The Provision for amendment in pleadings has been laid down in Oder VI, Rule 17 of Civil Procedure Code, 1908. It gives power to the Civil Court to allow the parties to alter, change or modify the pleadings during the course of the trial. Application of a party seeking amendment in the pleadings can be reasonably considered by the courts, and if found material and significant, can be allowed. If such amendments are necessary for the purpose of determining the real question in issue between the parties, the Courts are very liberal in allowing such amendments. However, a party cannot be allowed to introduce by amendment, inconsistent or any contradictory allegations which are in the nature of negation of admitted position of facts.
Order VI, Rule 17 of the Code of Civil Procedure, 1908 reads as under:
“Amendment of pleadings.—The Court may at any stage of the proceedings allow either party to alter or amend his pleading in such manner and on such terms as may be just, and all such amendments shall be made as may be necessary for the purpose of determining the real questions in controversy between the parties:
Provided that no application for amendment shall be allowed after the trial has commenced, unless the Court comes to the conclusion that in spite of due diligence, the party could not have raised the matter before the commencement of trial.”

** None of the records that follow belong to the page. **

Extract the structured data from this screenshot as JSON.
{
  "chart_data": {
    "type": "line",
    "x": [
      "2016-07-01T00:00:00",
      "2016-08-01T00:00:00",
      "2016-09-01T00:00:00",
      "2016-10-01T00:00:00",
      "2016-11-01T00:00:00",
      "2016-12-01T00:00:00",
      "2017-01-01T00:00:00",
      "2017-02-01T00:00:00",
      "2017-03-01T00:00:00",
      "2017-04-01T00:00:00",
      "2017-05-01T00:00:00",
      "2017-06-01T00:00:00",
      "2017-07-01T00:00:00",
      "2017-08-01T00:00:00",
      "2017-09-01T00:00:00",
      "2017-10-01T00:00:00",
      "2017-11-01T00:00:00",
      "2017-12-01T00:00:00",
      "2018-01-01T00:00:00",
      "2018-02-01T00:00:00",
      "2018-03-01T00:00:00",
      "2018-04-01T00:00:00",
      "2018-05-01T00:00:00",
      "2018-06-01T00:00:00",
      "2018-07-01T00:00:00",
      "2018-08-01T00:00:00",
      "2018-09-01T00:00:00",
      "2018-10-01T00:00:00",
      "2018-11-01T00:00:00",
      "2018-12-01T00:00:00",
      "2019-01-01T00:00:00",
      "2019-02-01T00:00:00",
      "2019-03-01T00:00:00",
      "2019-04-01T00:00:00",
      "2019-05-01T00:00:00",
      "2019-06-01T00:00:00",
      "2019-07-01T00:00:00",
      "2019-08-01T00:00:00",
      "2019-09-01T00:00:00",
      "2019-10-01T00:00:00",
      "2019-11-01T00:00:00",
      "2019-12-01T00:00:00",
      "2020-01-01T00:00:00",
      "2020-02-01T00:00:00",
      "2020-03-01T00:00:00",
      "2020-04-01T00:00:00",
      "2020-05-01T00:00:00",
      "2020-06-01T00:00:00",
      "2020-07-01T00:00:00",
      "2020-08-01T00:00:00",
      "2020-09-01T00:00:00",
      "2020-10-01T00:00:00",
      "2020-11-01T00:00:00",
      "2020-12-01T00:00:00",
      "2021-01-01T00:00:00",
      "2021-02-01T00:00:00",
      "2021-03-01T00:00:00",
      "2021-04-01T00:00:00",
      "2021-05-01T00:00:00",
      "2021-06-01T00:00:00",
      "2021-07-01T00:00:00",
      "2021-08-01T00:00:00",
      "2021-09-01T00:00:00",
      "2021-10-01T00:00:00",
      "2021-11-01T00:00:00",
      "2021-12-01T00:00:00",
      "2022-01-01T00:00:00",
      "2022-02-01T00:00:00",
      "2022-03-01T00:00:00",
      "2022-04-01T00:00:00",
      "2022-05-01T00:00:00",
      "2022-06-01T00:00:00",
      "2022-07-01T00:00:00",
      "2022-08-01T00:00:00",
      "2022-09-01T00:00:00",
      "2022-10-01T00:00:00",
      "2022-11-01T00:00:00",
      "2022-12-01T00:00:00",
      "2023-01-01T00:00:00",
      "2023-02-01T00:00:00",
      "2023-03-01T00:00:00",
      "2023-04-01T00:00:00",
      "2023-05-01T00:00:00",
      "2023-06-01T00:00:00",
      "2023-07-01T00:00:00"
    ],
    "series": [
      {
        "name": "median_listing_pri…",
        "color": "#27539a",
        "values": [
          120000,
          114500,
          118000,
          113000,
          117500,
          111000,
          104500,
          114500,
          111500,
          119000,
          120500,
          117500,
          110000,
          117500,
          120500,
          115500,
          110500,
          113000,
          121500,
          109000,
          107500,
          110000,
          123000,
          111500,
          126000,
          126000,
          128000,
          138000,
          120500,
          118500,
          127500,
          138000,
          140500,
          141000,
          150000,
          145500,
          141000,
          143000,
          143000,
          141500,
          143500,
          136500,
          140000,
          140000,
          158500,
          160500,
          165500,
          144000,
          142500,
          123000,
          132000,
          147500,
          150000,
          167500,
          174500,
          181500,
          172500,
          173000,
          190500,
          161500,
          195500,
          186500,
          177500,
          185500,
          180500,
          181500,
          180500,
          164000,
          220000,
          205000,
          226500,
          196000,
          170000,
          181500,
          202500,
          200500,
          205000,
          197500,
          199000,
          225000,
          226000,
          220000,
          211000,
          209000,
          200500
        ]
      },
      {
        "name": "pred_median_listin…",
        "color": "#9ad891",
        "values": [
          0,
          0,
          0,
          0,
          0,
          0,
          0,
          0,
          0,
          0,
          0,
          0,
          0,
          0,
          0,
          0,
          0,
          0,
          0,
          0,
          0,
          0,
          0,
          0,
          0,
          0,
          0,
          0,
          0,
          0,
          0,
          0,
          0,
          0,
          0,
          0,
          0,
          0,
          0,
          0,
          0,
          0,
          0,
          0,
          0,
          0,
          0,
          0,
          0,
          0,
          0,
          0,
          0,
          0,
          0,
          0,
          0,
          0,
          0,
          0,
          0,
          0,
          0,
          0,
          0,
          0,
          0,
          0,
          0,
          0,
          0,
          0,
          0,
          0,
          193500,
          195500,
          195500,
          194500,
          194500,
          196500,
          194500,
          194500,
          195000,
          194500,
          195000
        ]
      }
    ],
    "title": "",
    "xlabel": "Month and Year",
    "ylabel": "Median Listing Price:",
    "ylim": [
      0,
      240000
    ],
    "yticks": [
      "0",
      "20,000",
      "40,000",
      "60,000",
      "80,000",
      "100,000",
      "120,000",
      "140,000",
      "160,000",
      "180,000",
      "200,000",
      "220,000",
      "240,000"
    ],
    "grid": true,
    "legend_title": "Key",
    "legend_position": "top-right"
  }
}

The proviso given above has been included by section 7 of the Civil Procedure Code (Amendment) Act, 2002. In the year 2000, the Hon’ble Supreme Court in the case of B.K. Narayan Pillai v. Parmeswaran Pillai [(2000) 1 SCC 712] stated:
“The purpose and object of Order VI Rule 17 CPCs to allow either party to alter or amend his pleadings in such manner and on such terms as may be just. The power to allow the amendment is wide and can be exercised at any stage of the proceedings in the interests of justice on the basis of guidelines laid down by various High Courts and this Court. It is true that the amendment cannot be claimed as a matter of right under all circumstances. But it is equally true that Courts while deciding such prayers should not adopt a hyper technical approach. Liberal approach should be the general rule particularly in cases where the other side can be compensated with the costs. Technicalities of Law should not be permitted to hamper the Courts in the administration of justice between the parties. Amendments are allowed in the pleadings to avoid uncalled-for multiplicity of litigation.”

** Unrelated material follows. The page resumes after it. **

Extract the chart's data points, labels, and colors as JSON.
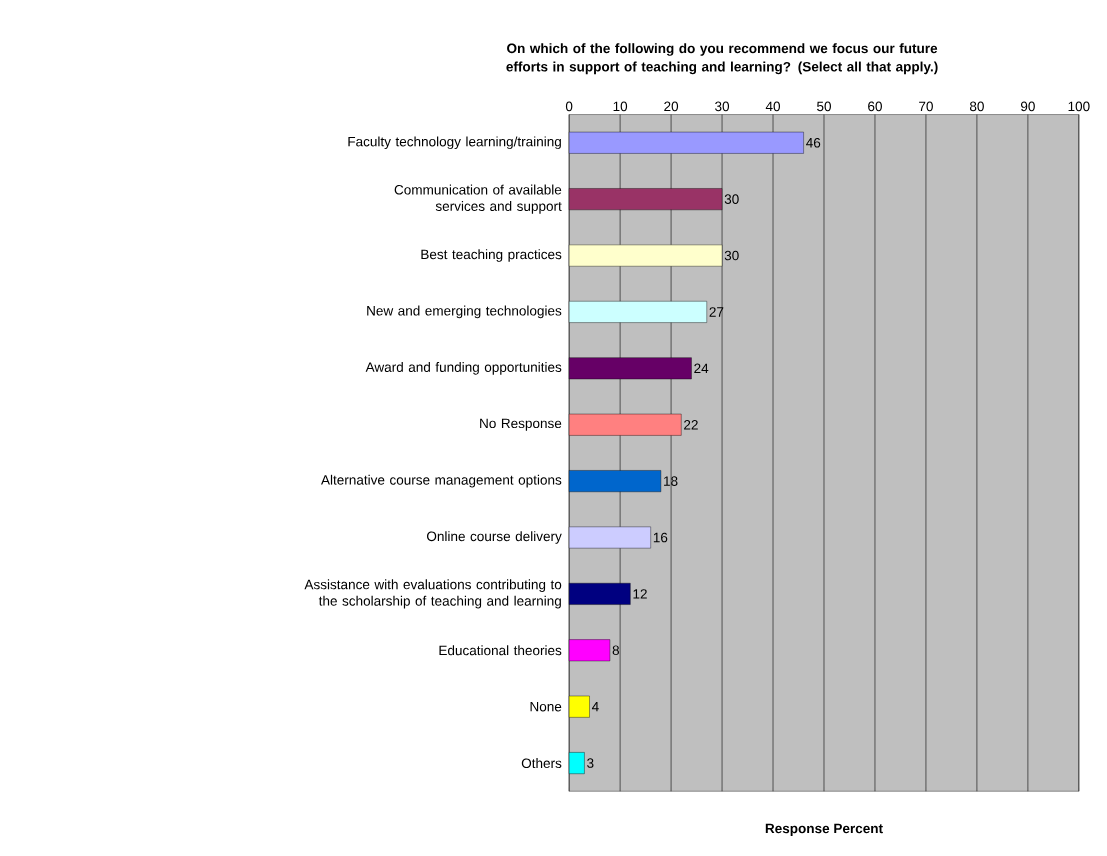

Post the Amendment, the Apex Court in the year 2005 appreciated the amendment in the case of Bar Association v. Union of India [(2005) 6 SCC 344] held as follows:
“Order VI, Rule 17 of the Code deals with amendment of pleadings. By amendment Act 46 of 1999, this provision was deleted. It has again been restored by Amendment Act 2002 of 2002 but with an added proviso to prevent application for amendment being allowed after the trial has commenced, unless the Court comes to the conclusion that in spite of due diligence, the party could not have raised the matter before the commencement of trial. The proviso, to some extent curtails absolute discretion to allow amendment at any stage. Now, if application is filed after commencement of trial, it has to be shown that in spite of due diligence, such amendment could not have been sought earlier. The object is to prevent frivolous applications which are filed to delay the trial. There is no illegality in the provision.”
Analysing the above cases it can be said that prior to the amendment, the Courts had a higher discretion before the amendment came in 2002. The proviso is a limitation to the arbitrary authority provided by the substantive part of the statute. The Supreme Court of India has held a vital verdict recently regarding the Amendment of Pleadings in the case of Pandit Malhari Mhale v. Mohika Pandit Mhale & Ors. [SLP(C) No.(s) 1588/2019; 2020 SCC OnLine SC 586]. It said that once a trial has begun, an amendment application cannot be allowed unless the Court is satisfied that the plaintiff couldn’t have raised the issues in the amendment application at the stage prior to the commencement of the trial, despite due diligence.